The lure of using big data for your business is a strong one, and there is no brighter lure these days than Apache Hadoop, the scalable data storage platform that lies at the heart of many big data solutions.
But as attractive as Hadoop is, there is still a steep learning curve involved in understanding what role Hadoop can play for an organization, and how best to deploy it.
By understanding what Hadoop can, and can't do, you can get a clearer picture of how it can best be implemented in your own data center or cloud. From there, best practices can be laid out for a Hadoop deployment.
What Hadoop can't do
We're not going to spend a lot of time on what Hadoop is, since that's well covered in documentation and media sources. It's important to know the two major components of Hadoop: The Hadoop distributed file system for storage, and the MapReduce framework that lets you perform batch analysis on whatever data you have stored within Hadoop. That data, notably, does not have to be structured, which makes Hadoop ideal for analyzing and working with data from sources like social media, documents, and graphs -- anything that can't easily fit within rows and columns.

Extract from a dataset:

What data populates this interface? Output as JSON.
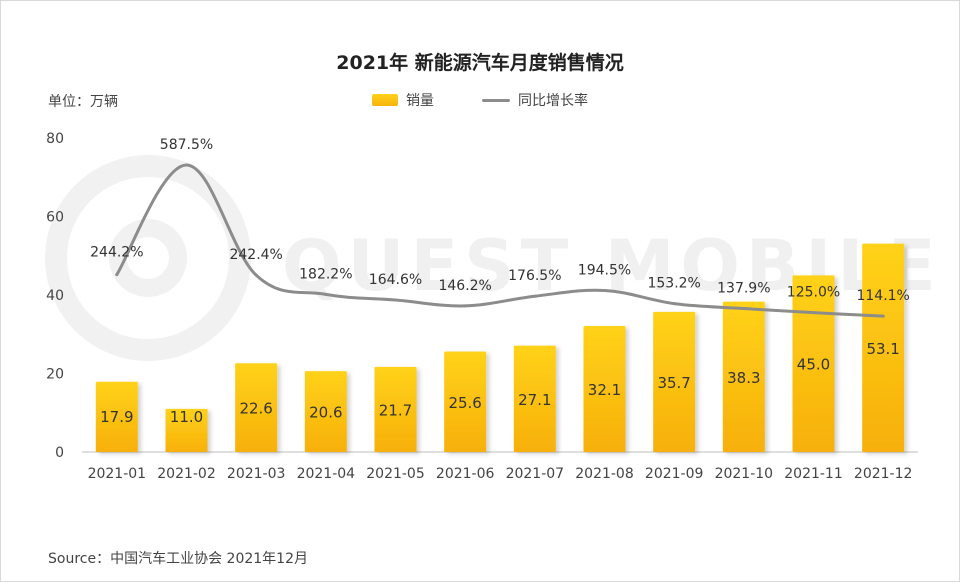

That's not to say you can't use Hadoop for structured data. In fact, there are many solutions that take advantage of the relatively low storage expense per TB of Hadoop to simply store structured data there instead of a RDBMS (relational database system ). But if your storage needs are not all that great, then shifting data back and forth between Hadoop and an RDBMS would be overkill.
One area you would not want to use Hadoop for is transactional data. Transactional data, by its very nature, is highly complex, as a transaction on an e-commerce site can generate many steps that all have to be implemented quickly. That scenario is not at all ideal for Hadoop.
Nor would it be optimal for structured data sets that require very minimal latency, like when a website is served up by a MySQL database in a typical LAMP stack. That's a speed requirement that Hadoop would poorly serve.
What Hadoop can do
Because of its batch processing, Hadoop should be deployed in situations like index building, pattern recognitions, creating recommendation engines, and sentiment analysis -- all situations where data is generated at a high volume, stored in Hadoop, and queried at length later using MapReduce functions.
But this does not mean that Hadoop should replace existing elements within your data center. On the contrary, Hadoop should be integrated within your existing IT infrastructure in order to capitalize on the myriad pieces of data that flow into your organization.